Kids say the darnedest things sometimes. But even a child couldn’t help but notice how investing in the arts can impact a community.
I don’t run a gallery, teach art history, or chair gala events. Yet, working at the intersection of business and education, I believe that the arts are important, no matter where you live or what you do. My personal charge, as an art commissioner, is to start conversations about making the arts relevant to friends, neighbors, and coworkers.
So why invest in creative expression in San Diego?

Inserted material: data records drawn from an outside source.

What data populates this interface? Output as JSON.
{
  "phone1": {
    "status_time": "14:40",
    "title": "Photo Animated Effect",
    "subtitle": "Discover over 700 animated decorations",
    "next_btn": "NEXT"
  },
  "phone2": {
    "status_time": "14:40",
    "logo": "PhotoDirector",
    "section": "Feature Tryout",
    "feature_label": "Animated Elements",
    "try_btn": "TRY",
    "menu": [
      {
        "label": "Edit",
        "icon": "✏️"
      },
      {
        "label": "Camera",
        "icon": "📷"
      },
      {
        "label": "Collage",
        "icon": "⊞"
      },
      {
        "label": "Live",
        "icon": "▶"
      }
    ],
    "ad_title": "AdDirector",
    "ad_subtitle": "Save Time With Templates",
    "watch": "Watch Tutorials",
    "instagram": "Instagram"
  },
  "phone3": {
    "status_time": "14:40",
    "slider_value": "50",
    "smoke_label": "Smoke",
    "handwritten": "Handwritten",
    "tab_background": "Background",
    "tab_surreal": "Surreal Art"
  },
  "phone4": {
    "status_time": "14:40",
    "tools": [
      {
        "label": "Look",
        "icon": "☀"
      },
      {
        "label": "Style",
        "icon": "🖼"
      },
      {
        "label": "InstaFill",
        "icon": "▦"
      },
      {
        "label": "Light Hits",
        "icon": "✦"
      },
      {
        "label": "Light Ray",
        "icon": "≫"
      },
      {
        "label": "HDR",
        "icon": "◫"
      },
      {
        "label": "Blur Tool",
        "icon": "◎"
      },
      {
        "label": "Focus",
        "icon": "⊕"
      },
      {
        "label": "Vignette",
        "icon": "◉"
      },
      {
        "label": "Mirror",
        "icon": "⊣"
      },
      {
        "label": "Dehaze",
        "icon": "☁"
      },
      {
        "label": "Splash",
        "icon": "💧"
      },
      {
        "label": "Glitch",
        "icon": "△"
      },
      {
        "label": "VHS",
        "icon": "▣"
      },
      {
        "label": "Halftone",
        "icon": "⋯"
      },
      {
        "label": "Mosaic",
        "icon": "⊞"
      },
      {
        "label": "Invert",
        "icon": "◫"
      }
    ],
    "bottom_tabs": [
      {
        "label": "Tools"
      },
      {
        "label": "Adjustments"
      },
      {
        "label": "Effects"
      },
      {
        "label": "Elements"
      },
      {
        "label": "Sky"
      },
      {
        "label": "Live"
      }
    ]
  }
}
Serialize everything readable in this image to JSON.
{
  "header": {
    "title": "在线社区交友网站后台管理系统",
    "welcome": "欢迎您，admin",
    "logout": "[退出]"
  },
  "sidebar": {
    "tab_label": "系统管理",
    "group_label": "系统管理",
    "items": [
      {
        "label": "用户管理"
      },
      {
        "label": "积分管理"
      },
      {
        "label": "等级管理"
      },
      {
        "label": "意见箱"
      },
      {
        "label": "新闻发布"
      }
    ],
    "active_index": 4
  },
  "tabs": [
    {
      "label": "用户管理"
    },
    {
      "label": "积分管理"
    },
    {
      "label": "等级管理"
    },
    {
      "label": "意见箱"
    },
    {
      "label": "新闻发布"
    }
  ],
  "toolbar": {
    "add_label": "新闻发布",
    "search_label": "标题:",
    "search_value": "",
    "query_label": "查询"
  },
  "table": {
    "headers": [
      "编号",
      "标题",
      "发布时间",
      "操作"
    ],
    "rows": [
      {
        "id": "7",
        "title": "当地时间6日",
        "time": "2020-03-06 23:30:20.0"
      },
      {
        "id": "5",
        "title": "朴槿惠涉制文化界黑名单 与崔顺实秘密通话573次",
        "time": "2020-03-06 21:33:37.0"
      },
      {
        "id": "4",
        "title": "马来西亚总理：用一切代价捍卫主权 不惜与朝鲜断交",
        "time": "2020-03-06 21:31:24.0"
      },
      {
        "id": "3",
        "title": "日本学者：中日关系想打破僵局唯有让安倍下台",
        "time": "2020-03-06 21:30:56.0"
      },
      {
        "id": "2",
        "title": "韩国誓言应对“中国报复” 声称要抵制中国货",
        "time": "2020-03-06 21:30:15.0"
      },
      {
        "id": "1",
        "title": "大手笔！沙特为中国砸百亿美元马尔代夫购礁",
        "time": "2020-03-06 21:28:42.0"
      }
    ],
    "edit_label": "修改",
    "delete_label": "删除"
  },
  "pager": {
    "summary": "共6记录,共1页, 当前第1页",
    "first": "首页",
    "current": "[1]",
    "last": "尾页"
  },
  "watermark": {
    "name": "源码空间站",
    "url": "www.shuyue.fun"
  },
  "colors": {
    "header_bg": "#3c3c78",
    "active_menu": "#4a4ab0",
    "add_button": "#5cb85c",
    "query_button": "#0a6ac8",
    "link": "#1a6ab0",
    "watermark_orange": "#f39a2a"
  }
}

Culture happens year-round here, from the Barrio Art Crawl in Barrio Logan and Brazilian Day festival in Pacific Beach, to the Italian Film Festival in Little Italy and Samahan Performing Arts in Chula Vista. Supporting the arts is a win for our neighborhoods. If San Diego is to attract and keep diverse, innovative millennials, we need a thriving cultural landscape for their entertainment, participation, and development. A Neilsen survey last year noted that Austin’s exciting art and music scene fits the millennial ideal; its nationally-recognized South by Southwest started as a local music festival.
There’s an uplift to the arts that’s not always evident in other nonprofit initiatives: I recall a riveting performance by TranscenDANCE, featuring a young Latino choreographer who used to belong to a City Heights gang. After-school dance classes changed his life. Finding a purpose saved his life. (Every time he stepped onstage, numerous girls screamed their approval—another motivator for him, no doubt.)
Nonprofit organizations in the arts sector support 6,268 jobs across the city, while spending $191 million, according to our report The 2014 Economic and Community Impact of Nonprofit Arts and Culture Organizations in San Diego. The arts generate revenue, by hosting tourists to our cultural attractions—1.6 million visits in 2014 alone. Creative expression is also vital to technology companies, health care institutions, research universities, small businesses, and international partnerships that represent our region.
The arts, like any form of creative expression, take us outside of ourselves—outside of carpools, budgets, deadlines, meetings, and groceries. When I study flamenco dance, see a play, or hear live music, multitasking is impossible. I must be present in the moment. I am transported, transformed. That experience allows me to contribute more fully to my family, my work, my "real city."
Give to the arts by attending performances and making donations, of course. But consider that your energy and insight are important, too. Serve on committees. Join a board. Your expertise in marketing, finance, social media, or human resources is quite useful to a local arts organization.
We all need to support our local arts scene, and make the next generation in San Diego proud.